Pela terceira vez em menos de um ano, o presidente Jair Bolsonaro decidiu trocar o comando do Ministério da Saúde. Pressionado por falhas na gestão na pandemia, principalmente pelo ritmo lento na vacinação, e pressionado pelo bloco do centrão, Eduardo Pazuello deixará o cargo.

Antes dele, ocuparam o posto os médicos Luiz Henrique Mandetta e Nelson Teich.

O general da ativa do Exército vinha sofrendo críticas, inclusive por parte de aliados do presidente. Neste domingo (14), reuniu-se com Bolsonaro no Palácio do Alvorada, negou publicamente que estava doente e que iria entregar o cargo, como foi ventilado nos bastidores do Planalto. Pazuello teve covid-19 recentemente.

No mesmo dia, Bolsonaro se encontrou com a coordenadora das UTIs de cardiologia do InCor e do Sírio-Libanês, Ludhmilla Abrahão Hajji. Após críticas de apoiadores do presidente, o nome dela perdeu força. Nesta segunda-feira (15), o convite foi feito ao presidente da Sociedade Brasileira de Cardiologia, Marcelo Queiroga, que aceitou assumir o cargo no lugar de Pazuello.

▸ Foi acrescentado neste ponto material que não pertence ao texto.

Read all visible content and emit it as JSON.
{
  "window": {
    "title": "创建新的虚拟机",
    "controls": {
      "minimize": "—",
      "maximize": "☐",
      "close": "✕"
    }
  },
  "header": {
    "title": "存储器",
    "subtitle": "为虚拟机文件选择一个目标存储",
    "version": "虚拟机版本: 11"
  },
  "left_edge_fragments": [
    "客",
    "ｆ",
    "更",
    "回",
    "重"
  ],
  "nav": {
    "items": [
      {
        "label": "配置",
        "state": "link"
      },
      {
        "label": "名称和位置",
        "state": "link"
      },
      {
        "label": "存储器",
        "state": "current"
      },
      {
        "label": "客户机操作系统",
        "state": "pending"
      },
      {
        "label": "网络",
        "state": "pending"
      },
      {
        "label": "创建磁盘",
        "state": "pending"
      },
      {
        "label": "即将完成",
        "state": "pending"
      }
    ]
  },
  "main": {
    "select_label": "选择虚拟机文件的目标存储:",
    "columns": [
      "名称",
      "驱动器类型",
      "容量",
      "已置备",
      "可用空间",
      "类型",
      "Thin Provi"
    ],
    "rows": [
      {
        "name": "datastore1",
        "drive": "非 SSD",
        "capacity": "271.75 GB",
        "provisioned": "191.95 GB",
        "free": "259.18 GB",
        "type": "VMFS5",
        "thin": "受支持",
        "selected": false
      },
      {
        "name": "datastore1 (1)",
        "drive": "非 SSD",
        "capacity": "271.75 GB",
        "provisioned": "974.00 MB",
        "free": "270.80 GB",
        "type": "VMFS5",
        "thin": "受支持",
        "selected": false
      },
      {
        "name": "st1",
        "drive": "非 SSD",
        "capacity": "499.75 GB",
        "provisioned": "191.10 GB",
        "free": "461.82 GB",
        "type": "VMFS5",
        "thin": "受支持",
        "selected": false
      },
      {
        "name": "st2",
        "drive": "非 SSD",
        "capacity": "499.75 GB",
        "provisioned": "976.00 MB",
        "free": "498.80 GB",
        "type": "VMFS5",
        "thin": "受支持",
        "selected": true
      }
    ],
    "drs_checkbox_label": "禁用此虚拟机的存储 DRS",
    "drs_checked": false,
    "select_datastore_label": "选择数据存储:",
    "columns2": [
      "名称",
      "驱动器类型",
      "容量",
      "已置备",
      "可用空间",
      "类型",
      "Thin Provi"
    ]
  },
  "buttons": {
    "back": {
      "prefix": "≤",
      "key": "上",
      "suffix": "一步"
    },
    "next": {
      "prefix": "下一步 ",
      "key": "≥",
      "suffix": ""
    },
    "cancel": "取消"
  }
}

O general foi cobrado de todos os lados pela demora na disponibilização de doses contra o novo coronavírus. A condução da política na pandemia por parte do ministério, com falta de respiradores, reclamação de governadores pela diminuição no repasse de recursos para manutenção de leitos de UTI e os inúmeros cronogramas no Programa Nacional de Imunização tornaram a vida do ministro cada vez mais difícil.

Na semana passada, Pazuello negou que o país entraria em colapso na saúde pública e, imediatamente, especialistas o desmentiram.

Escudo de Bolsonaro durante a crise sanitária, as críticas contaminaram a imagem do presidente e comprometem os planos do presidente para as eleições de 2022. A avaliação de ministros da ala militar, que se reuniram com o chefe do Executivo nacional no sábado no Hotel de Trânsito de Oficiais do Exército, onde mora Pazuello, é de que a permanência do general da ativa no cargo prejudica todo o governo.

Ele é alvo de investigações no STF (Supremo Tribunal Federal) pela crise no sistema de saúde e tem sido cada vez mais contestado no Congresso. Partidos, como o Progressistas, aliado com o Centrão a Bolsonaro, cobiçam emplacar um nome na pasta.

No domingo, o presidente da Câmara, Arthur Lira (Progressistas-AL), afirmou em rede social que o “enfrentamento da pandemia exige competência técnica” e, principalmente, “uma ampla e experiente capacidade de diálogo político, pois envolve todos os entes federativos, o Congresso, o Judiciário, além do complexo e multifacetado Sistema Único de Saúde”.